The strategic plan, once developed, cannot be set in stone. “It should be a living document,” says O’Riordan. “It is a critically important tool for communication between the board and the executive management team. It sets out the strategic vision, with areas of focus broken down into targets and objectives over a three-, five- or seven-year period. It must continually adapt as conditions change, and new opportunities arise. It must evolve as time goes on.”

And that leads naturally to those conversations about the future of the business.

“There may be a requirement for external investment to fund growth or buy out a family member.

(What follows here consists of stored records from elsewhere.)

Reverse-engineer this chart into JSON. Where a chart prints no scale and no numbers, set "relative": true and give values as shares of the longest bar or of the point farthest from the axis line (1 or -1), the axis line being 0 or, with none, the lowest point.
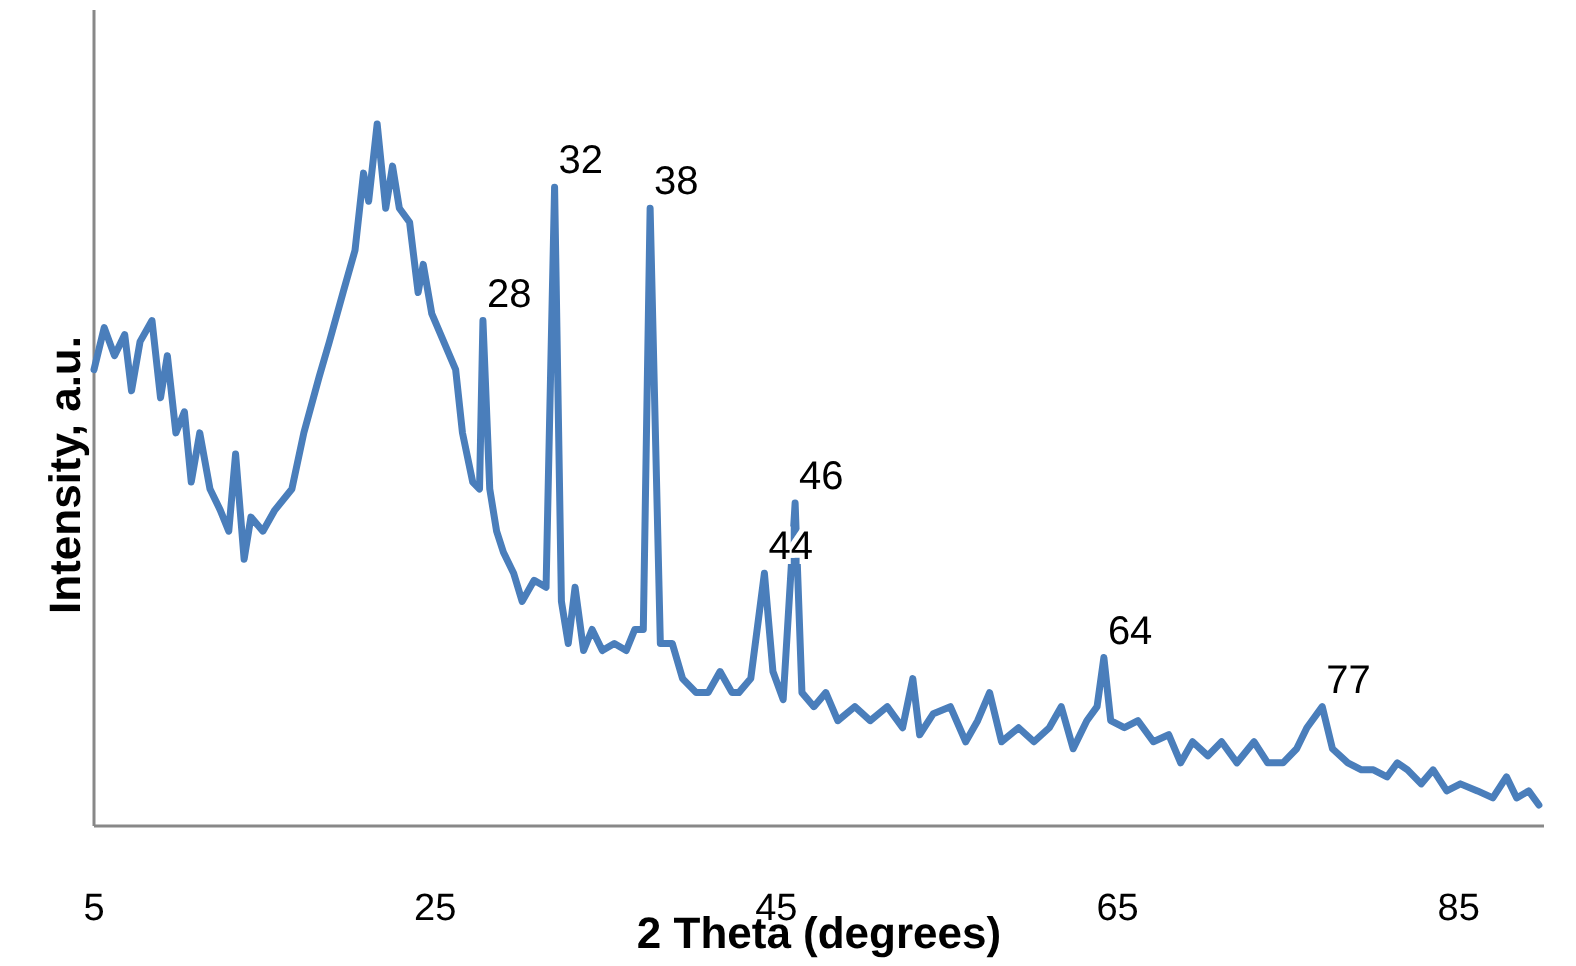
{
  "chart_data": {
    "type": "line",
    "xlabel": "2 Theta (degrees)",
    "ylabel": "Intensity, a.u.",
    "relative": true,
    "xlim": [
      5,
      90
    ],
    "xticks": [
      5,
      25,
      45,
      65,
      85
    ],
    "grid": false,
    "marker": "none",
    "line_style": "solid",
    "series": [
      {
        "color": "#4a7ebb",
        "x": [
          5.0,
          5.6,
          6.2,
          6.8,
          7.2,
          7.7,
          8.4,
          8.9,
          9.3,
          9.8,
          10.3,
          10.7,
          11.2,
          11.8,
          12.4,
          12.9,
          13.3,
          13.8,
          14.2,
          14.9,
          15.6,
          16.6,
          17.3,
          18.2,
          18.8,
          19.6,
          20.3,
          20.8,
          21.1,
          21.6,
          22.1,
          22.5,
          22.9,
          23.5,
          24.0,
          24.3,
          24.8,
          25.5,
          26.2,
          26.6,
          27.2,
          27.6,
          27.8,
          28.2,
          28.6,
          29.0,
          29.6,
          30.1,
          30.8,
          31.5,
          32.0,
          32.4,
          32.8,
          33.2,
          33.7,
          34.2,
          34.8,
          35.5,
          36.2,
          36.7,
          37.2,
          37.6,
          38.2,
          38.9,
          39.5,
          40.3,
          41.0,
          41.7,
          42.4,
          42.8,
          43.5,
          44.3,
          44.8,
          45.4,
          46.1,
          46.5,
          47.2,
          47.9,
          48.6,
          49.6,
          50.5,
          51.5,
          52.4,
          53.0,
          53.4,
          54.2,
          55.2,
          56.1,
          56.8,
          57.5,
          58.2,
          59.2,
          60.1,
          61.0,
          61.7,
          62.4,
          63.2,
          63.8,
          64.2,
          64.6,
          65.4,
          66.2,
          67.1,
          68.0,
          68.7,
          69.4,
          70.3,
          71.1,
          72.0,
          73.0,
          73.8,
          74.7,
          75.5,
          76.1,
          77.0,
          77.6,
          78.5,
          79.3,
          80.0,
          80.8,
          81.4,
          82.0,
          82.8,
          83.5,
          84.3,
          85.1,
          86.1,
          87.0,
          87.8,
          88.4,
          89.1,
          89.7
        ],
        "values": [
          0.65,
          0.71,
          0.67,
          0.7,
          0.62,
          0.69,
          0.72,
          0.61,
          0.67,
          0.56,
          0.59,
          0.49,
          0.56,
          0.48,
          0.45,
          0.42,
          0.53,
          0.38,
          0.44,
          0.42,
          0.45,
          0.48,
          0.56,
          0.64,
          0.69,
          0.76,
          0.82,
          0.93,
          0.89,
          1.0,
          0.88,
          0.94,
          0.88,
          0.86,
          0.76,
          0.8,
          0.73,
          0.69,
          0.65,
          0.56,
          0.49,
          0.48,
          0.72,
          0.48,
          0.42,
          0.39,
          0.36,
          0.32,
          0.35,
          0.34,
          0.91,
          0.32,
          0.26,
          0.34,
          0.25,
          0.28,
          0.25,
          0.26,
          0.25,
          0.28,
          0.28,
          0.88,
          0.26,
          0.26,
          0.21,
          0.19,
          0.19,
          0.22,
          0.19,
          0.19,
          0.21,
          0.36,
          0.22,
          0.18,
          0.46,
          0.19,
          0.17,
          0.19,
          0.15,
          0.17,
          0.15,
          0.17,
          0.14,
          0.21,
          0.13,
          0.16,
          0.17,
          0.12,
          0.15,
          0.19,
          0.12,
          0.14,
          0.12,
          0.14,
          0.17,
          0.11,
          0.15,
          0.17,
          0.24,
          0.15,
          0.14,
          0.15,
          0.12,
          0.13,
          0.09,
          0.12,
          0.1,
          0.12,
          0.09,
          0.12,
          0.09,
          0.09,
          0.11,
          0.14,
          0.17,
          0.11,
          0.09,
          0.08,
          0.08,
          0.07,
          0.09,
          0.08,
          0.06,
          0.08,
          0.05,
          0.06,
          0.05,
          0.04,
          0.07,
          0.04,
          0.05,
          0.03
        ]
      }
    ],
    "annotations": [
      {
        "text": "28",
        "x": 27.8,
        "y": 0.72
      },
      {
        "text": "32",
        "x": 32.0,
        "y": 0.91
      },
      {
        "text": "38",
        "x": 37.6,
        "y": 0.88
      },
      {
        "text": "44",
        "x": 44.3,
        "y": 0.36
      },
      {
        "text": "46",
        "x": 46.1,
        "y": 0.46
      },
      {
        "text": "64",
        "x": 64.2,
        "y": 0.24
      },
      {
        "text": "77",
        "x": 77.0,
        "y": 0.17
      }
    ]
  }
}
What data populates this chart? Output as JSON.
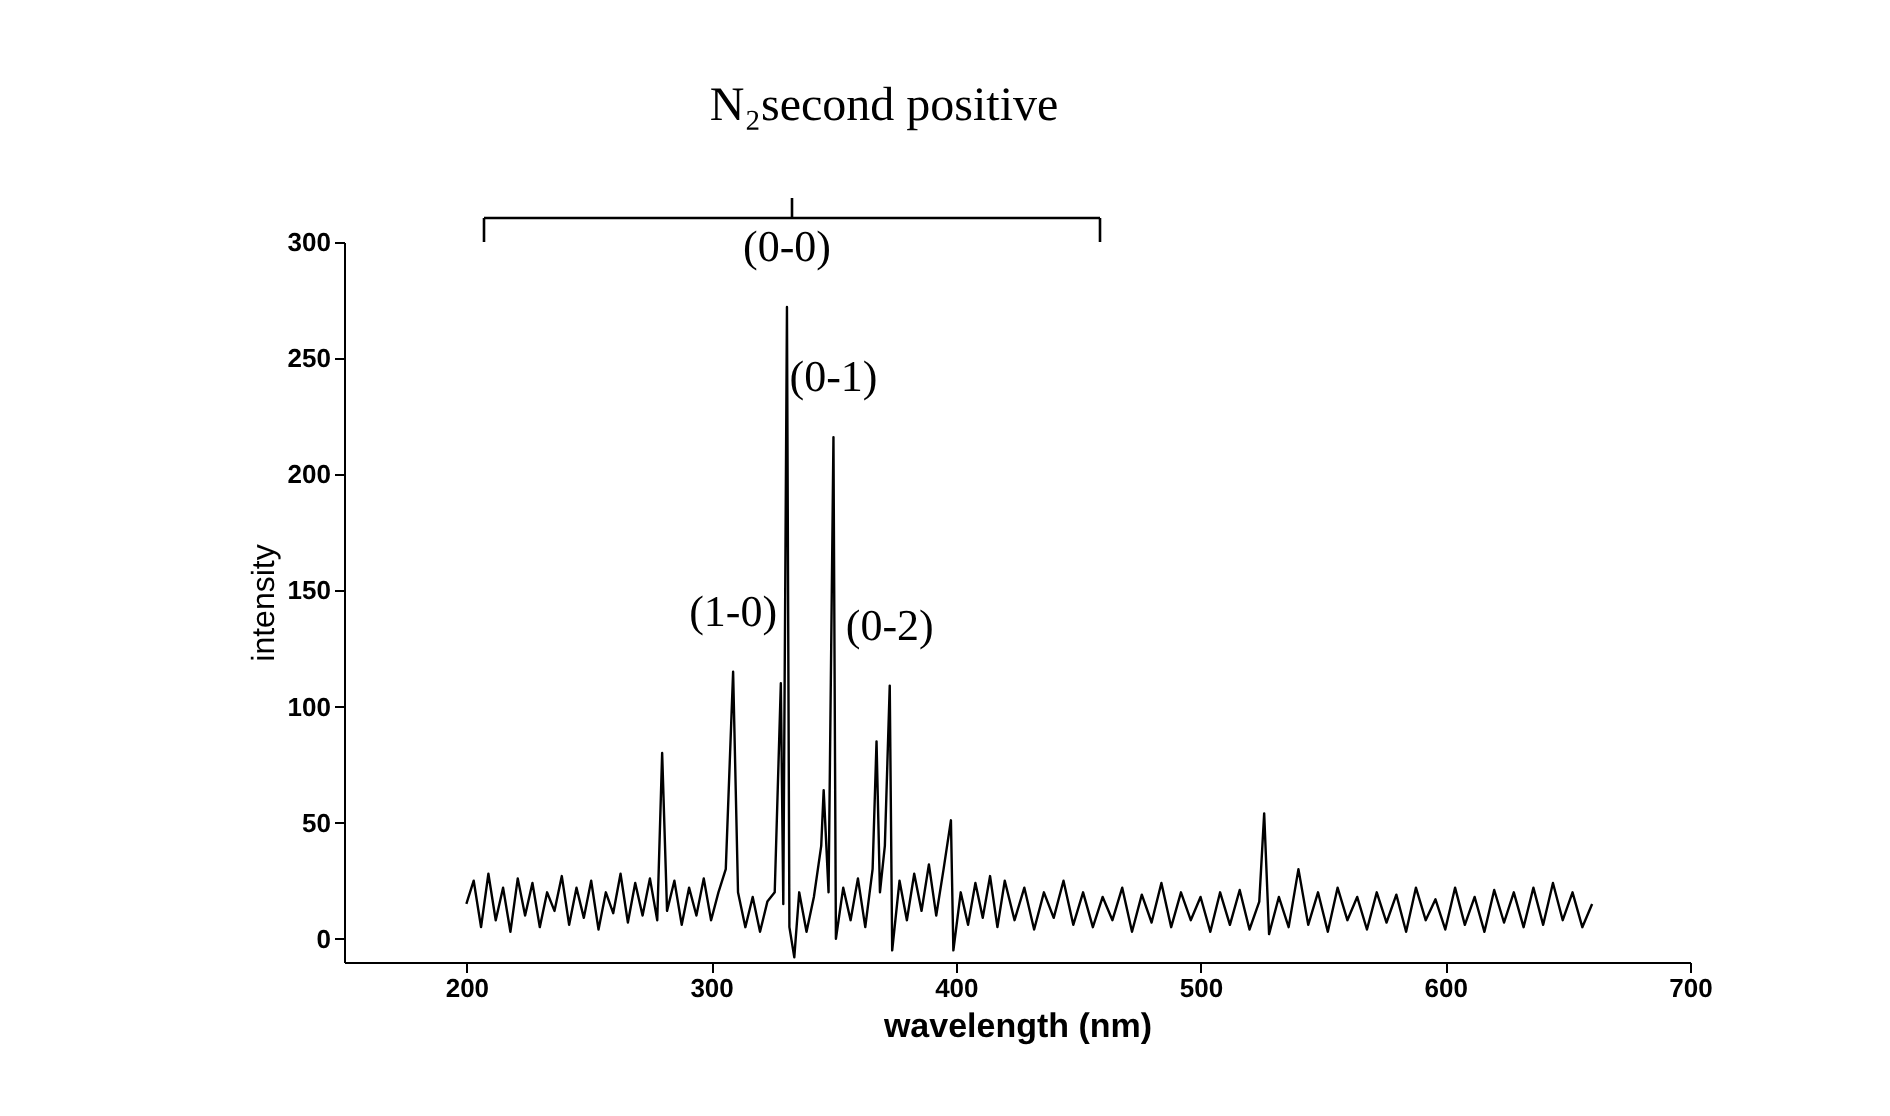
{
  "chart_data": {
    "type": "line",
    "title": "N₂second positive",
    "xlabel": "wavelength (nm)",
    "ylabel": "intensity",
    "xlim": [
      150,
      700
    ],
    "xticks": [
      200,
      300,
      400,
      500,
      600,
      700
    ],
    "ylim": [
      -10,
      300
    ],
    "yticks": [
      0,
      50,
      100,
      150,
      200,
      250,
      300
    ],
    "grid": false,
    "marker": "none",
    "line_style": "solid",
    "annotations": [
      {
        "text": "(1-0)",
        "x": 309,
        "y": 115
      },
      {
        "text": "(0-0)",
        "x": 331,
        "y": 272
      },
      {
        "text": "(0-1)",
        "x": 350,
        "y": 216
      },
      {
        "text": "(0-2)",
        "x": 373,
        "y": 109
      }
    ],
    "series": [
      {
        "color": "#000000",
        "x": [
          200,
          203,
          206,
          209,
          212,
          215,
          218,
          221,
          224,
          227,
          230,
          233,
          236,
          239,
          242,
          245,
          248,
          251,
          254,
          257,
          260,
          263,
          266,
          269,
          272,
          275,
          278,
          280,
          282,
          285,
          288,
          291,
          294,
          297,
          300,
          303,
          306,
          309,
          311,
          314,
          317,
          320,
          323,
          326,
          328.5,
          329.5,
          331,
          332,
          334,
          336,
          339,
          342,
          345,
          346,
          348,
          350,
          351,
          354,
          357,
          360,
          363,
          366,
          367.6,
          369,
          371,
          373,
          374,
          377,
          380,
          383,
          386,
          389,
          392,
          395,
          398,
          399,
          402,
          405,
          408,
          411,
          414,
          417,
          420,
          424,
          428,
          432,
          436,
          440,
          444,
          448,
          452,
          456,
          460,
          464,
          468,
          472,
          476,
          480,
          484,
          488,
          492,
          496,
          500,
          504,
          508,
          512,
          516,
          520,
          524,
          526,
          528,
          532,
          536,
          540,
          544,
          548,
          552,
          556,
          560,
          564,
          568,
          572,
          576,
          580,
          584,
          588,
          592,
          596,
          600,
          604,
          608,
          612,
          616,
          620,
          624,
          628,
          632,
          636,
          640,
          644,
          648,
          652,
          656,
          660
        ],
        "values": [
          15,
          25,
          5,
          28,
          8,
          22,
          3,
          26,
          10,
          24,
          5,
          20,
          12,
          27,
          6,
          22,
          9,
          25,
          4,
          20,
          11,
          28,
          7,
          24,
          10,
          26,
          8,
          80,
          12,
          25,
          6,
          22,
          10,
          26,
          8,
          20,
          30,
          115,
          20,
          5,
          18,
          3,
          16,
          20,
          110,
          15,
          272,
          5,
          -8,
          20,
          3,
          18,
          40,
          64,
          20,
          216,
          0,
          22,
          8,
          26,
          5,
          30,
          85,
          20,
          40,
          109,
          -5,
          25,
          8,
          28,
          12,
          32,
          10,
          30,
          51,
          -5,
          20,
          6,
          24,
          9,
          27,
          5,
          25,
          8,
          22,
          4,
          20,
          9,
          25,
          6,
          20,
          5,
          18,
          8,
          22,
          3,
          19,
          7,
          24,
          5,
          20,
          8,
          18,
          3,
          20,
          6,
          21,
          4,
          16,
          54,
          2,
          18,
          5,
          30,
          6,
          20,
          3,
          22,
          8,
          18,
          4,
          20,
          7,
          19,
          3,
          22,
          8,
          17,
          4,
          22,
          6,
          18,
          3,
          21,
          7,
          20,
          5,
          22,
          6,
          24,
          8,
          20,
          5,
          15
        ]
      }
    ]
  }
}
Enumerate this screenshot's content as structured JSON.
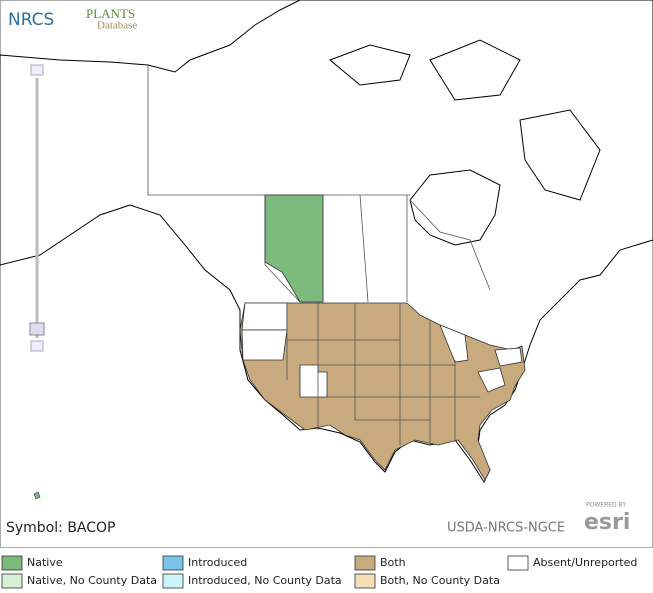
{
  "header": {
    "logo": "NRCS",
    "plants": "PLANTS",
    "database": "Database"
  },
  "map": {
    "symbol": "Symbol: BACOP",
    "credit": "USDA-NRCS-NGCE",
    "powered": "POWERED BY",
    "esri": "esri"
  },
  "legend": [
    {
      "label": "Native",
      "color": "#7dbb7d"
    },
    {
      "label": "Native, No County Data",
      "color": "#d6efd6"
    },
    {
      "label": "Introduced",
      "color": "#7cc3ec"
    },
    {
      "label": "Introduced, No County Data",
      "color": "#cdf3fb"
    },
    {
      "label": "Both",
      "color": "#c8aa7e"
    },
    {
      "label": "Both, No County Data",
      "color": "#f4dfb6"
    },
    {
      "label": "Absent/Unreported",
      "color": "#ffffff"
    }
  ]
}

The family may want to take some money off the table by bringing in external investment. The business’s ownership structure will alter fundamentally in both situations, and you must plan for that. It can’t be done in a short timeframe.”

Tax planning and the incentivisation of key management also needs to be taken into account. “Changes in group and share structures may take years to implement fully, which emphasises the point that early engagement in planning for the future is vital to give these important matters the time to be fully informed and considered.”

The conversations may open new vistas as well. “Sometimes they can lead to massive opportunities,” she notes. “An owner in a leadership role may decide to move into a non-core part of the business to develop it further. You have to address everyone’s fears and expectations during the process, and putting a strong shareholder agreement or family charter in place can be very helpful for the future governance of the business.”

And that structure will allow the board to lead with purpose. “That’s something that entrepreneurs are good at. Their passion feeds into that purpose and the governance structure allows that purpose to carry on.”